A partir do dia 14 de Junho, o tele-trabalho deixa de ser obrigatório, com exceção de 4 concelhos, que continuam mais afetados pela pandemia.

Lisboa, Vale de Cambra, Braga e Odemira continuam com a obrigatoriedade de tele-trabalho, devido aos altos níveis de incidência de casos de Covid-19.

Nas restantes zonas do país, o tele-trabalho passa a ser apenas recomendado, passando-se assim a aplicar as regras previstas no Código do Trabalho.

Assim, o trabalho remoto deve permanecer em duas situações: em indivíduos que, por serem imunodeprimidos, possam ficar na mesma em tele-trabalho e nos quatro concelhos referidos.

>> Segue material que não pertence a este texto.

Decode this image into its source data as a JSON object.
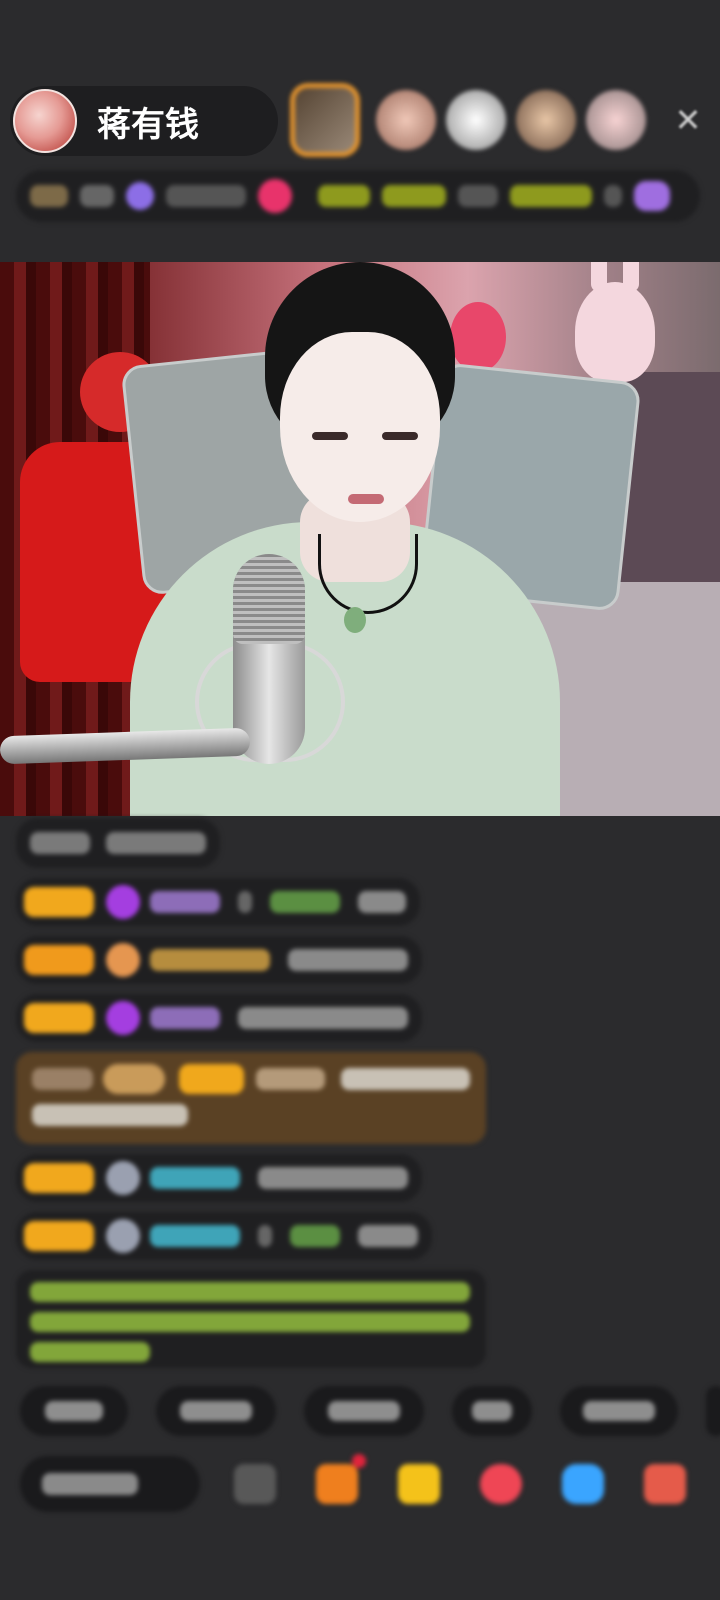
{
  "header": {
    "host_name": "蒋有钱",
    "host_avatar_icon": "host-avatar",
    "viewers": [
      "top-viewer-1",
      "viewer-2",
      "viewer-3",
      "viewer-4",
      "viewer-5"
    ],
    "close_icon": "close-icon",
    "close_glyph": "✕"
  },
  "info_bar": {
    "accent_color": "#e8336b",
    "tag_color": "#8e9a1e"
  },
  "video": {
    "description_icon": "live-video-stream"
  },
  "chat": {
    "messages": [
      {
        "type": "system"
      },
      {
        "type": "user",
        "badge_color": "#f1a81d",
        "icon": "purple-gem-icon"
      },
      {
        "type": "user",
        "badge_color": "#f09a1c",
        "icon": "bag-icon"
      },
      {
        "type": "user",
        "badge_color": "#f1a81d",
        "icon": "purple-gem-icon"
      },
      {
        "type": "gift",
        "bg_color": "#5a4124"
      },
      {
        "type": "user",
        "badge_color": "#f1a81d",
        "icon": "grey-avatar-icon"
      },
      {
        "type": "user",
        "badge_color": "#f1a81d",
        "icon": "grey-avatar-icon"
      },
      {
        "type": "notice",
        "text_color": "#82a63a"
      }
    ]
  },
  "quick_replies": {
    "count": 6
  },
  "bottom_bar": {
    "icons": [
      "emoji-icon",
      "box-icon",
      "gift-icon",
      "red-packet-icon",
      "message-icon",
      "more-grid-icon"
    ],
    "notification_dot_color": "#e0243c"
  }
}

Desde Janeiro que o tele-trabalho se mantém obrigatório, de forma a mitigar a propagação da pandemia. No entanto, o Governo entende agora que estão reunidas as condições para levantar essa obrigação, exceto nos concelhos com níveis de incidência mais elevados.

A obrigatoriedade de tele-trabalho mantém-se assim nos concelhos em que a incidência ultrapasse os 120 novos casos por 100 mil habitantes (ou 240 novos casos por 100 mil habitantes, nos municípios de baixa densidade) em duas semanas consecutivas.

Esta diferenciação por concelhos é possível devido ao decreto-lei que o Governo prorrogou até ao final do ano e que lhe permite impor a modalidade remota nas áreas territoriais “em que a situação epidemiológica o justifique”, definidas mediante resolução do Conselho de Ministros.

Ainda ao abrigo deste decreto-lei, as regras do tele-trabalho são mais flexíveis do que as do início do ano, ao abrigo do estado de emergência. Agora, por exemplo, existe a possibilidade de o empregador ou o trabalhador recusarem o tele-trabalho.